Ülkelerimizin ardı ardına yaşadığı felaketleri, geçmişe duyulan özlemi ve geçmişin günümüzdeki bozuk durumla kıyaslanmasını gözlemleyen ve takip eden her kişi şu sonuca varabilir: Ülkeleri yok etme stratejilerinin en iyi uzmanları bir araya gelip de ülkelerimize karşı bir komplo planı geliştirseydi yıkım, hasar ve çöküş; mecazen ‘seçim’ diye tabir edilen kitlesel toplantılarla gelen ve bazıları da iktidarı askerî darbelerle ele geçirip orada kalan siyasetçilerimizin ve yöneticilerimizin ortaya koyduğu kadar olmazdı. Peki, yönetici sınıfın başarısızlığı ve yolsuzluğu olmasaydı bu hüzünlü yıkım ve kargaşa anlatımına varacağımız kimsenin aklına gelir miydi?!

Görünüşe bakılırsa geçen yüzyılda ülkelerimizi geri kalmış, Üçüncü Dünya ve Güney dünyası, sonra da başarısız veya kırılgan ülkeler olarak tarif etmekle meşgul uluslararası kuruluşlar ve araştırma merkezleri, gerçeklerden kaçınıyor ve ‘ülkelerimizdeki’ hâkim siyasi tabaka yüzünden gerçekleşen yıkımın, tahribatın ve felaketlerin boyutunu görmezden geliyordu. Bu yüzden, felakete uğramış ülkeler için kriterler belirlemekle başlamak doğru olacaktır. Ülkelerimizin bu ülkelerin başında yer alacağına kuşku yok.

Vatanların ve vatandaşların başına gelen saçma savaşlara ve bunların getirdiği yıkımlara rağmen siyasi liderlerimiz, ataerkil yönetimler rolünü oynamaktan vazgeçmediler. Bu yönetimler, toplumlarımızın geri kalmasının ve üreten değil de tüketen tembel toplumlara dönüşmesinin temel sebebiydi, halen de öyle. Alman filozof Immanuel Kant’ın tarifiyle siyasetçilerimiz şöyle:

“Bu vasiler, insanoğullarının büyük bir kısmının kendi özgürlükleri meselesini yalnızca zahmetli değil, aynı zamanda tehlikeli bir iş olarak gördüklerine dikkat ediyor. Bunu pekiştirmek için de sözlerini her zaman, bir rehber ve vasi olmadan tek başlarına bir işe kalkıştıklarında insanları kuşatan tehlikelere odaklıyorlar.”

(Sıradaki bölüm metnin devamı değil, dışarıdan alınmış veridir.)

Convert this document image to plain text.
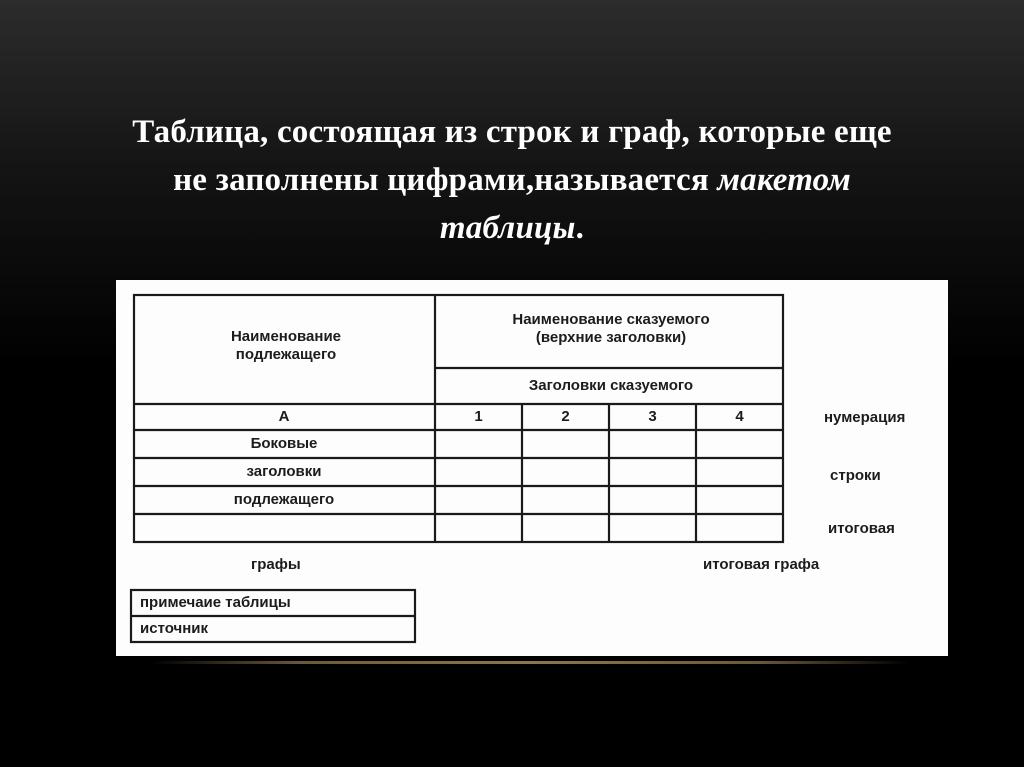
Таблица, состоящая из строк и граф, которые еще
не заполнены цифрами,называется макетом
таблицы.
Наименование
подлежащего
Наименование сказуемого
(верхние заголовки)
Заголовки сказуемого
А	1	2	3	4
Боковые
заголовки
подлежащего
нумерация
строки
итоговая
графы	итоговая графа
примечаие таблицы
источник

Bunun için felaket liderleri, iktidar dönemlerine, insanın her türlü varlığını, özgürlüğünü ve şahsiyetini ortadan kaldıran totaliter ideolojilerin propagandasını yaparak başladılar ve böylece inanç ve düşüncenin koruyucuları ve toplumun çıkarlarını belirleyen kişiler oldular. Siyasetten yalnızca, başarısızlıklarını ve kötü yönetimlerini komplo teorisiyle gerekçelendirmeyi öğrendiler.   

Modern devletin dayandığı siyasi uygulamaların tüm başlıklarının içeriğini boşaltmaya çalıştılar. Nitekim ülkelerimizde vatandaşlar; eğer liderler ülkenin ve halkın kaderine hükmediyor ve devletin en yüksek mevkilerinde kimin olup olmayacağına onlar karar veriyorsa o zaman seçimin ne işe yaradığını sorguluyor! Liderlerin ve siyasi partilerin ülke yönetimindeki başarısını veya başarısızlığını ölçmek için değilse şayet, seçimlerin ne anlamı var? Yöneticilerin, görevlerini yerine getirmemeleri halinde sorgulanıp hesap verebilir olmalarının esası değilse seçimler ne işe yarar?!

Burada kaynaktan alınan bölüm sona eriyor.